There are many more that I have left out to save space, but the point here is to illustrate that companies focused on developing disruptive technology raise more funding pre-product, pre-revenue than their European peers. These companies are also expected to deliver bigger returns down the line, when the technology matures and gives the company a sustainable edge.

Tech unicorns deliver outsized returns

What if the European investors took a page from the Israel model, where highly technology-focused companies raise larger amounts of funding early, and then need less money to support the growth because the technology advantage drives outsize returns? There are already examples of these: Skype ($25M) and Supercell ($12M) raised relatively large early rounds of funding, but required little capital for growth later, providing outsized returns (100-400x) to their early investors.

As a comparison, marketplace companies such as Delivery Hero and Spotify have raised hundreds of millions in funding to fuel their growth, making the multipliers for investors almost certainly much lower than those of Skype and Supercell.

Europe’s problem with tech innovations

European governments spend billions every year to research.
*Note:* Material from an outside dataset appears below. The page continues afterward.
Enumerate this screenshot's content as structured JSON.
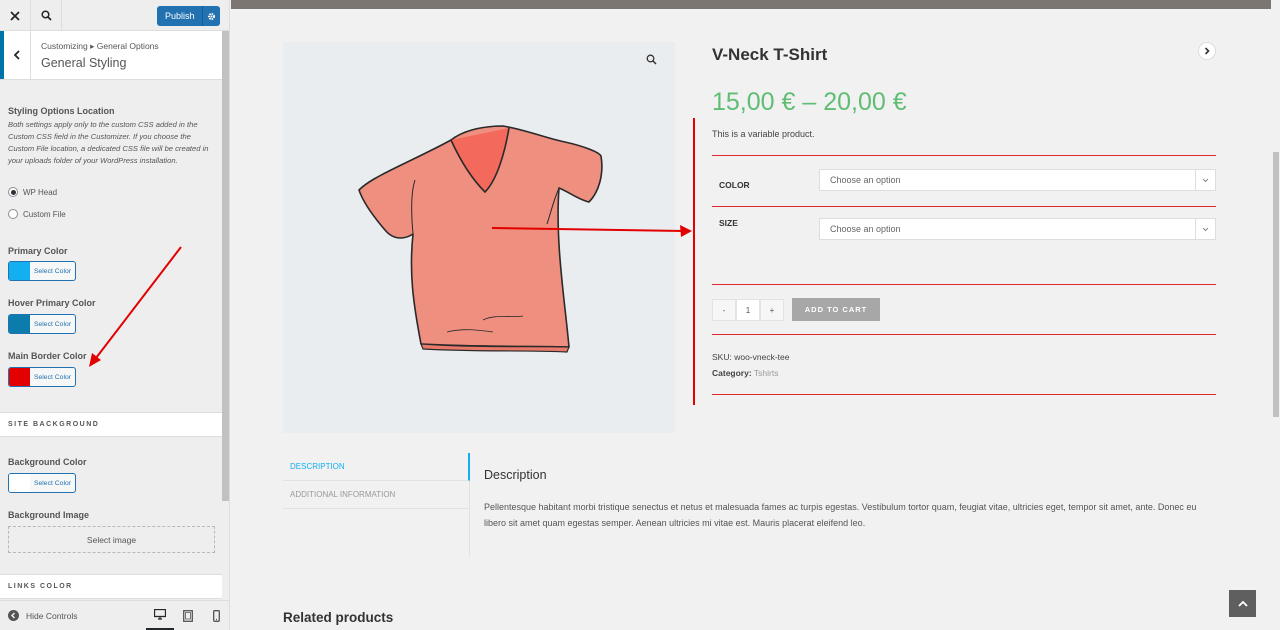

This massive investment in research has yielded surprisingly few new dominating tech companies. The system seems to favor the established industrial giants, who have their own budgets to invest in research & development. These projects attract significant co-funding from the governments. It is almost embarrassing that in my native Finland, the largest old industrial companies are the largest receivers of government R&D grants. The situation is the same all over Europe. In other words, the billions spent on research keeps the existing European giants competitive, but does not create new, exciting growth stories that are the hallmark of the Silicon Valley ecosystem.

There are no simple solutions to this problem, but bolder bets by European investors to real, ground-breaking technology startups could eventually start yielding the future European Alphabets, Apples and Facebooks. Governments will likely join the party once the private sector starts it. But who’s the investor crazy enough to start?